認知症ケアの関連記事
認知症ケアの社会的コスト、
米では1兆ドル超
働く家族の介護負担増
チャートは語る
2025/09/21 02:00
日経速報ニュース

【この記事の内容】
『介護してたら、私が認知症に…“二重リスク”に苦しむ人が増える理由とは?』
はじめに
「ケアの連鎖」支える人もまた支えられる存在
介護と聞くと、「サポートが必要なのは高齢者」と思われがちですが、実は支える側である介護者自身も支援を必要としています。
この視点を「ケアの連鎖」と呼びます。
つまり、介護者が安定していなければ、質の高い介護は成り立たないという考え方です。
これは、飛行機の酸素マスクのルールに似ています。
非常時、まず自分にマスクを装着しないと、他人を助ける余裕すら持てません。
介護現場でも同じように、介護者の健康と心の余裕が、認知症ケアの質に直結するのです。
見えないコストが膨らむ──認知症が社会にもたらす経済的負担
「社会的コスト」とは、個人の医療費だけでなく、失われる労働力、生産性、家族の時間や精神的負担などを含んだ、社会全体に及ぶ損失のことです。
アメリカでは2024年、認知症に関わる社会的コストは年間1兆ドルを超えました。
その内訳は以下の通りです。
・医療費(薬や診断など):約3600億ドル
・患者の労働力損失:約2330億ドル
・家族などによる無償の介護:約5990億ドル
特に注目すべきは、総額の6割近くが「非公式な介護」、つまり家族が無償で担っているケアによるものです。
これは「見えない経済的負担」とも言えるでしょう。
介護者が認知症になる
“二重のリスク”を防げ
認知症患者を支える家族が、自らも認知症になるリスクを抱えるという衝撃的な研究結果があります。
主な要因は以下の通りです。
・社会とのつながりが絶たれ、孤立する
・睡眠不足やストレスが慢性化する
・趣味や運動といった自分の時間を奪われる
・経済的な不安が日常化する
こうした生活は、生活の質(QOL)を著しく下げ、脳の認知機能や精神面に悪影響を及ぼします。
つまり、介護者自身もまた“ケアの対象”なのです。
介護者支援は、認知症予防に直結する
介護者への支援を強化すれば、患者本人の状態も安定しやすくなることがわかっています。
支援策には以下のようなものがあります。
・介護休暇制度の拡充→ 仕事を続けながら柔軟に介護できるようにする
・家族向けの心理ケアやスキル研修→ 正しい介護知識と心のゆとりを両立させる
・地域資源との連携(例:地域包括支援センター)→ 情報や相談、見守り支援を受けられる体制を整える
こうした取り組みは、介護者の負担軽減と患者の症状進行の抑制という“二重の効果”をもたらします。
地域社会全体で支える
“共助”のカタチへシフト
もはや介護は、家庭だけで抱える時代ではありません。
地域社会全体で「支える介護」へと視点を転換することが急務です。
・認知症カフェや地域交流の場を整備する
・高齢者見守りネットワークを構築する
・民間と連携し、多様な介護サービスを提供する
こうした取り組みは、孤立を防ぎ、介護者・高齢者の双方に安心感を与えることに繋がります。

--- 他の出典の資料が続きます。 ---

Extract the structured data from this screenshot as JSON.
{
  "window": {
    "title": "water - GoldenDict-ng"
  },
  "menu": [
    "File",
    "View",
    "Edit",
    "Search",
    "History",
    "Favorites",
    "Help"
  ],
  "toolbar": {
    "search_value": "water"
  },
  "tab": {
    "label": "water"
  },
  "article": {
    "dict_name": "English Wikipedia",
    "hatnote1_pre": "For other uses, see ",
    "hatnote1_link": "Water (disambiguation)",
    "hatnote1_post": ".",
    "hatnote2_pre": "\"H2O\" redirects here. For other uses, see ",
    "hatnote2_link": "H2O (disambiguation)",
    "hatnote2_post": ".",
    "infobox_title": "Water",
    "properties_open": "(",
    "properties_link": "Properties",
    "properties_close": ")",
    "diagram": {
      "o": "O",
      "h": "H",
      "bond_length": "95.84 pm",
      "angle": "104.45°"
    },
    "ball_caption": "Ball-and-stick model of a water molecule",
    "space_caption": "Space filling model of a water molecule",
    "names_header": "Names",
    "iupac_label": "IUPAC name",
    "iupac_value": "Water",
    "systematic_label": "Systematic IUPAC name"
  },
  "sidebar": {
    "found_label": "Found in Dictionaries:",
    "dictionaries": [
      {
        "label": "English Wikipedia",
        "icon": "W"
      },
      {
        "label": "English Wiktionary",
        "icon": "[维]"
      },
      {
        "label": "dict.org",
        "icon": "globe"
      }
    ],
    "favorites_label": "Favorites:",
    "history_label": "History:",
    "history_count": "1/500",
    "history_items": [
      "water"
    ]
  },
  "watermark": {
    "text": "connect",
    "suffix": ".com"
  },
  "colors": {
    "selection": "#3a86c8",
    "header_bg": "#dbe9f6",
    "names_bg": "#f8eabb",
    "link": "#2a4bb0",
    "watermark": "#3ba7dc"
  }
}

介護現場で、いま起きていること介護福祉の現場では、以下のような問題が日々起こっています。
介護者:長時間労働、心の疲労、孤立感
高齢者:社会的孤立、認知機能の低下
家族:知識不足、経済的負担
地域:介護資源の偏り、支援制度の認知不足
これらの課題に向き合うには、行政、企業、地域住民の連携による多面的な対応が不可欠です。

介護者を守ることは、未来を守ることに繋がる
少子高齢化が進む日本では、「支える人の減少」と「支えを必要とする人の増加」という構造が避けられません。
だからこそ、家庭内だけで完結するケアから、社会全体で担うケアへと価値観を変える必要があります。
今後は以下のような協力体制が求められます。
企業:介護と仕事の両立を支援する制度導入
行政:制度整備や助成金による経済支援
地域:日常の見守り・助け合いの強化
家族:早期対応への理解と準備
まとめ
支援の先にある、希望ある未来へ
介護者が孤立せず、社会と繋がりを持ち続けることは、認知症の進行を抑える可能性があり、社会全体のコスト削減にもつながります。
「支える人を支える」この意識が、これからの高齢化社会を乗り越える鍵になるのです。
あなたの小さな行動が、社会全体の未来を支える一歩になります。
今こそ、家族・地域・社会が一体となって「共生のケア」を目指しましょう。